Operations Engineer Platform Engineer Apply
Job Title: Operations Engineer/Platform Engineer
Job Description:
We are seeking a highly skilled and adaptable Platform and Operations Engineer to join our team. This hybrid role combines the responsibilities of a traditional operations engineer with those of a platform engineer, ensuring that our data platforms and infrastructure are reliable, efficient, and secure. The ideal candidate will excel in system monitoring and maintenance, incident response, automation, deployments, and collaboration with cross-functional stakeholders.

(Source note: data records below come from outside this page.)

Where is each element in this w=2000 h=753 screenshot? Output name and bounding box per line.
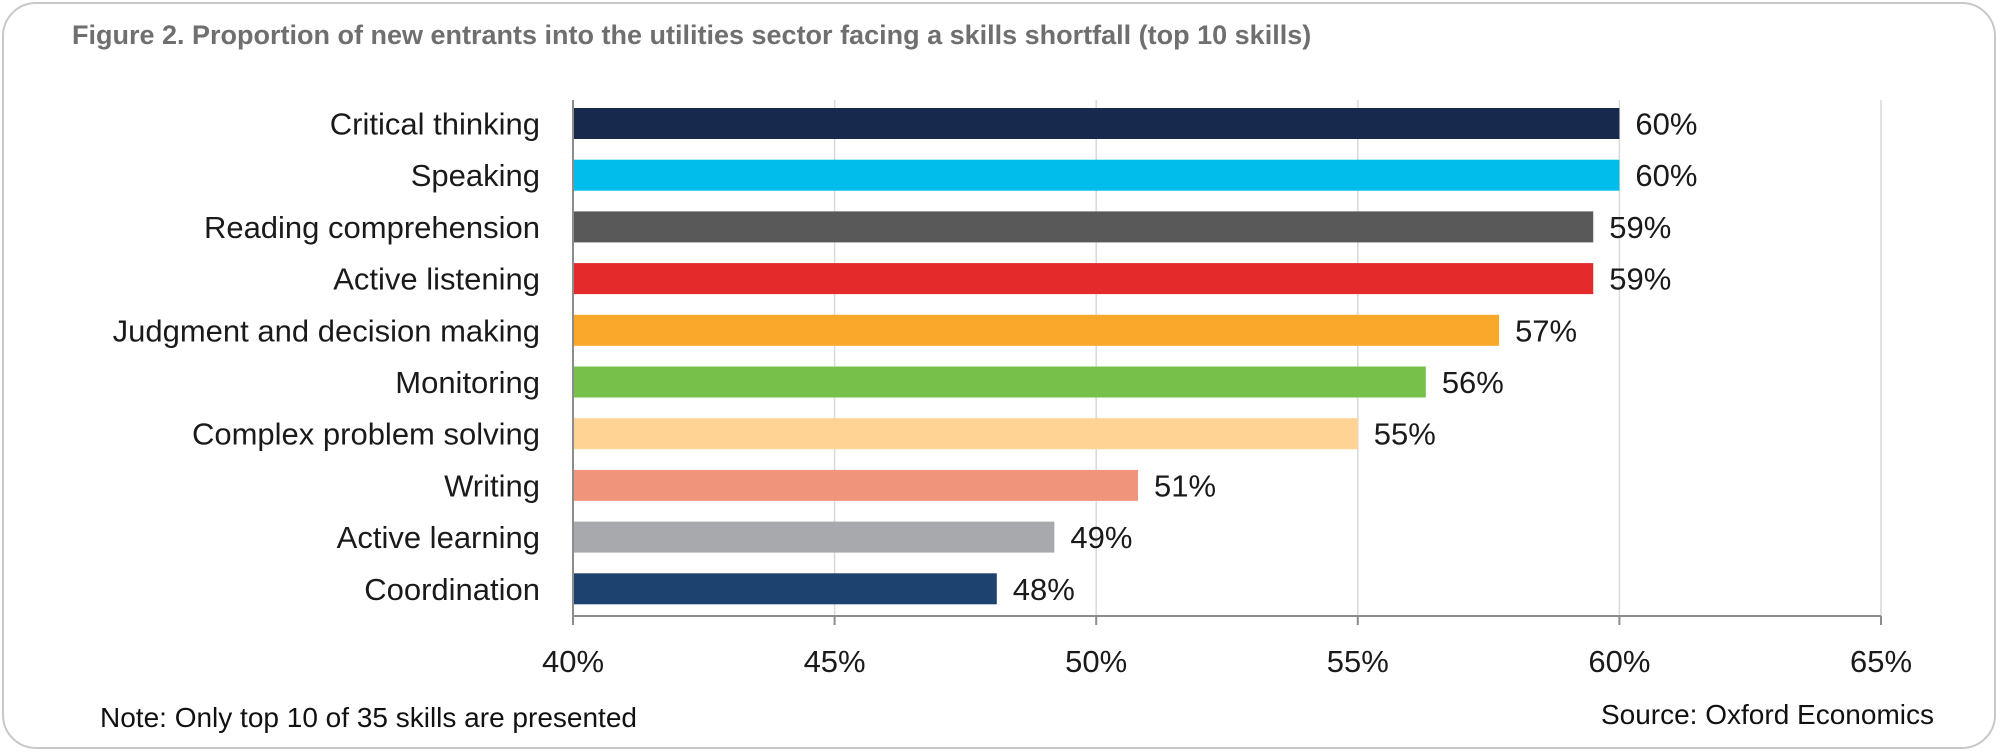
value-label: 59% [1609, 210, 1671, 245]
figure-title: Figure 2. Proportion of new entrants int… [72, 20, 1312, 50]
value-label: 60% [1635, 107, 1697, 142]
bar [573, 418, 1358, 450]
chart-source: Source: Oxford Economics [1600, 699, 1934, 730]
value-label: 49% [1070, 520, 1132, 555]
category-label: Active listening [333, 262, 540, 297]
x-tick-label: 60% [1588, 644, 1650, 679]
category-label: Speaking [411, 158, 540, 193]
category-label: Writing [444, 468, 540, 503]
label-layer: Critical thinking 60% Speaking 60% Reading c… [113, 107, 1912, 680]
x-tick-label: 65% [1850, 644, 1912, 679]
x-tick-label: 50% [1065, 644, 1127, 679]
bar [573, 263, 1594, 295]
axis-layer [572, 100, 1882, 625]
bar [573, 314, 1500, 346]
category-label: Judgment and decision making [113, 313, 540, 348]
category-label: Coordination [364, 572, 540, 607]
category-label: Reading comprehension [204, 210, 540, 245]
bar [573, 159, 1620, 191]
bar [573, 366, 1426, 398]
x-tick-label: 40% [542, 644, 604, 679]
value-label: 56% [1442, 365, 1504, 400]
category-label: Monitoring [395, 365, 540, 400]
bar [573, 573, 997, 605]
category-label: Complex problem solving [192, 417, 540, 452]
category-label: Critical thinking [330, 107, 540, 142]
value-label: 59% [1609, 262, 1671, 297]
bar-layer [573, 108, 1620, 605]
chart-note: Note: Only top 10 of 35 skills are prese… [100, 702, 637, 733]
value-label: 60% [1635, 158, 1697, 193]
x-tick-label: 45% [804, 644, 866, 679]
x-tick-label: 55% [1327, 644, 1389, 679]
bar [573, 108, 1620, 139]
category-label: Active learning [337, 520, 540, 555]
value-label: 48% [1013, 572, 1075, 607]
value-label: 57% [1515, 313, 1577, 348]
bar [573, 521, 1055, 553]
bar [573, 211, 1594, 243]
value-label: 55% [1374, 417, 1436, 452]
bar [573, 469, 1139, 501]
value-label: 51% [1154, 468, 1216, 503]
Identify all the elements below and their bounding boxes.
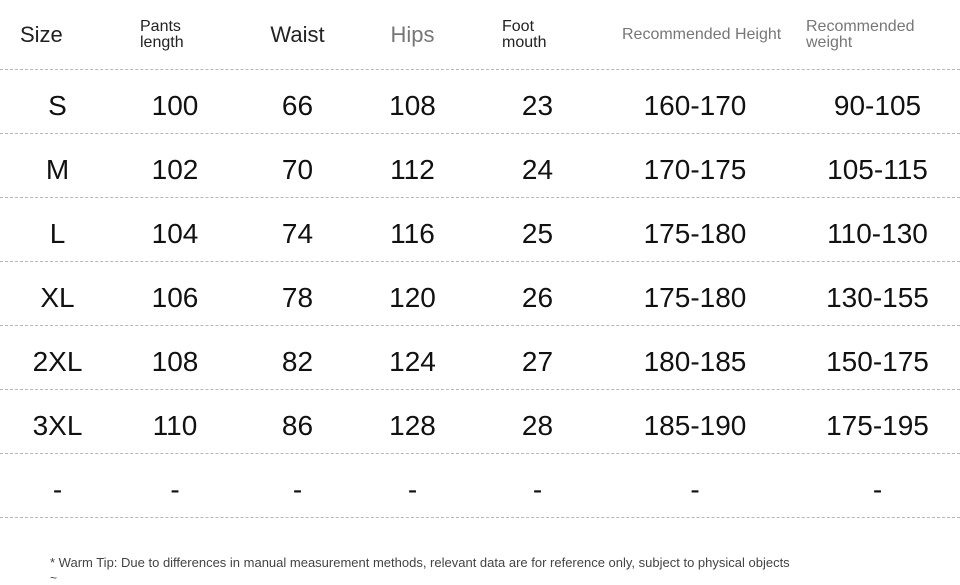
table-row: S 100 66 108 23 160-170 90-105 — [0, 70, 960, 134]
cell-height: 180-185 — [643, 345, 747, 377]
cell-size: L — [49, 217, 66, 249]
header-hips: Hips — [390, 21, 435, 47]
table-row: - - - - - - - — [0, 454, 960, 518]
cell-weight: 150-175 — [826, 345, 929, 377]
cell-foot-mouth: - — [532, 473, 543, 505]
cell-weight: 110-130 — [827, 217, 928, 249]
cell-pants-length: 102 — [151, 153, 199, 185]
table-row: XL 106 78 120 26 175-180 130-155 — [0, 262, 960, 326]
cell-size: - — [52, 473, 63, 505]
header-size: Size — [20, 21, 63, 47]
cell-hips: 128 — [389, 409, 436, 441]
cell-pants-length: 110 — [152, 409, 198, 441]
cell-height: - — [690, 473, 700, 505]
table-row: M 102 70 112 24 170-175 105-115 — [0, 134, 960, 198]
header-recommended-height: Recommended Height — [622, 25, 782, 43]
cell-pants-length: - — [170, 473, 180, 505]
cell-weight: 130-155 — [826, 281, 929, 313]
cell-waist: 66 — [281, 89, 314, 121]
cell-hips: 108 — [389, 89, 436, 121]
cell-pants-length: 106 — [151, 281, 199, 313]
cell-waist: 74 — [281, 217, 314, 249]
cell-height: 185-190 — [643, 409, 747, 441]
cell-waist: 82 — [281, 345, 314, 377]
cell-pants-length: 108 — [151, 345, 199, 377]
cell-hips: 124 — [389, 345, 436, 377]
size-chart-table: Size Pants length Waist Hips Foot mouth … — [0, 0, 960, 518]
table-header-row: Size Pants length Waist Hips Foot mouth … — [0, 0, 960, 70]
cell-pants-length: 104 — [151, 217, 199, 249]
cell-height: 175-180 — [643, 217, 747, 249]
cell-foot-mouth: 27 — [521, 345, 554, 377]
warm-tip-tail: ~ — [50, 571, 58, 585]
cell-hips: 116 — [390, 217, 435, 249]
cell-hips: 112 — [390, 153, 435, 185]
cell-height: 170-175 — [643, 153, 747, 185]
table-row: 2XL 108 82 124 27 180-185 150-175 — [0, 326, 960, 390]
header-foot-mouth: Foot mouth — [502, 17, 547, 51]
cell-foot-mouth: 23 — [521, 89, 554, 121]
cell-foot-mouth: 26 — [521, 281, 554, 313]
header-waist: Waist — [270, 21, 325, 47]
cell-height: 175-180 — [643, 281, 747, 313]
cell-foot-mouth: 25 — [521, 217, 554, 249]
cell-height: 160-170 — [643, 89, 747, 121]
cell-pants-length: 100 — [151, 89, 199, 121]
cell-foot-mouth: 28 — [521, 409, 554, 441]
cell-weight: 105-115 — [827, 153, 928, 185]
cell-size: 3XL — [32, 409, 83, 441]
cell-hips: 120 — [389, 281, 436, 313]
cell-weight: 175-195 — [826, 409, 929, 441]
cell-size: M — [45, 153, 70, 185]
cell-size: S — [48, 89, 67, 121]
cell-weight: 90-105 — [833, 89, 922, 121]
cell-waist: - — [292, 473, 303, 505]
header-pants-length: Pants length — [140, 17, 184, 51]
table-row: L 104 74 116 25 175-180 110-130 — [0, 198, 960, 262]
table-row: 3XL 110 86 128 28 185-190 175-195 — [0, 390, 960, 454]
cell-waist: 86 — [281, 409, 314, 441]
cell-waist: 70 — [281, 153, 314, 185]
cell-size: 2XL — [32, 345, 83, 377]
cell-size: XL — [40, 281, 75, 313]
cell-waist: 78 — [281, 281, 314, 313]
cell-foot-mouth: 24 — [521, 153, 554, 185]
warm-tip-note: * Warm Tip: Due to differences in manual… — [50, 555, 790, 570]
cell-hips: - — [407, 473, 418, 505]
header-recommended-weight: Recommended weight — [806, 17, 915, 51]
cell-weight: - — [872, 473, 883, 505]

You should thrive in complex and ambiguous environments, demonstrating exceptional problem-solving skills and clear communication.
Schedule & Location
M-F, 9-5, or as needed for escalations
Remote, but occasional travel to customer location required (NYC Metro area candidates)
Key Responsibilities:
System Monitoring and Maintenance:
Monitor and maintain the health, performance, and availability of our data platforms and infrastructure.
Perform routine maintenance, updates, and optimizations of systems and processes.
Incident Response:
Diagnose, troubleshoot, and resolve complex technical issues.
Proactively implement solutions to prevent recurrence and improve system resilience.
Automation and Optimization:
Develop and implement automation scripts and tools to optimize workflows.
Ensure repeatable, scalable, and efficient operations across the platform.
Deployments and Configurations:
Manage deployments, configurations, and upgrades for platform services.
Ensure seamless integration between data storage, processing, and streaming solutions.
Collaboration with Stakeholders:
Partner with developers, data engineers, and business teams to align platform capabilities with organizational goals.
Serve as a liaison between technical and non-technical teams to facilitate effective communication.
Security and Compliance:
Implement security best practices and monitor for vulnerabilities.
Ensure systems and processes meet organizational and regulatory compliance requirements.
Documentation:
Create and maintain detailed documentation of system configurations, troubleshooting procedures, and operational workflows.
Key Skills and Qualifications:
Strong problem-solving abilities and the ability to thrive in complex, ambiguous environments.
Excellent communication skills with a collaborative mindset.
Hands-on experience with core Hadoop components, including HDFS, MapReduce, and Yarn.
Expertise in data streaming solutions such as Apache Kafka.
Knowledge of data storage solutions like HBase, Hive, and Kudu.
Experience with data processing frameworks such as Apache Spark or Flink.
Familiarity with DevOps tools such as Azure DevOps Pipelines and Ansible.
Proficiency in Linux-based operating systems, including shell scripting and tooling.
Basic programming knowledge and familiarity with common programming strategies and frameworks.
Experience with Cloudera platforms is highly desirable.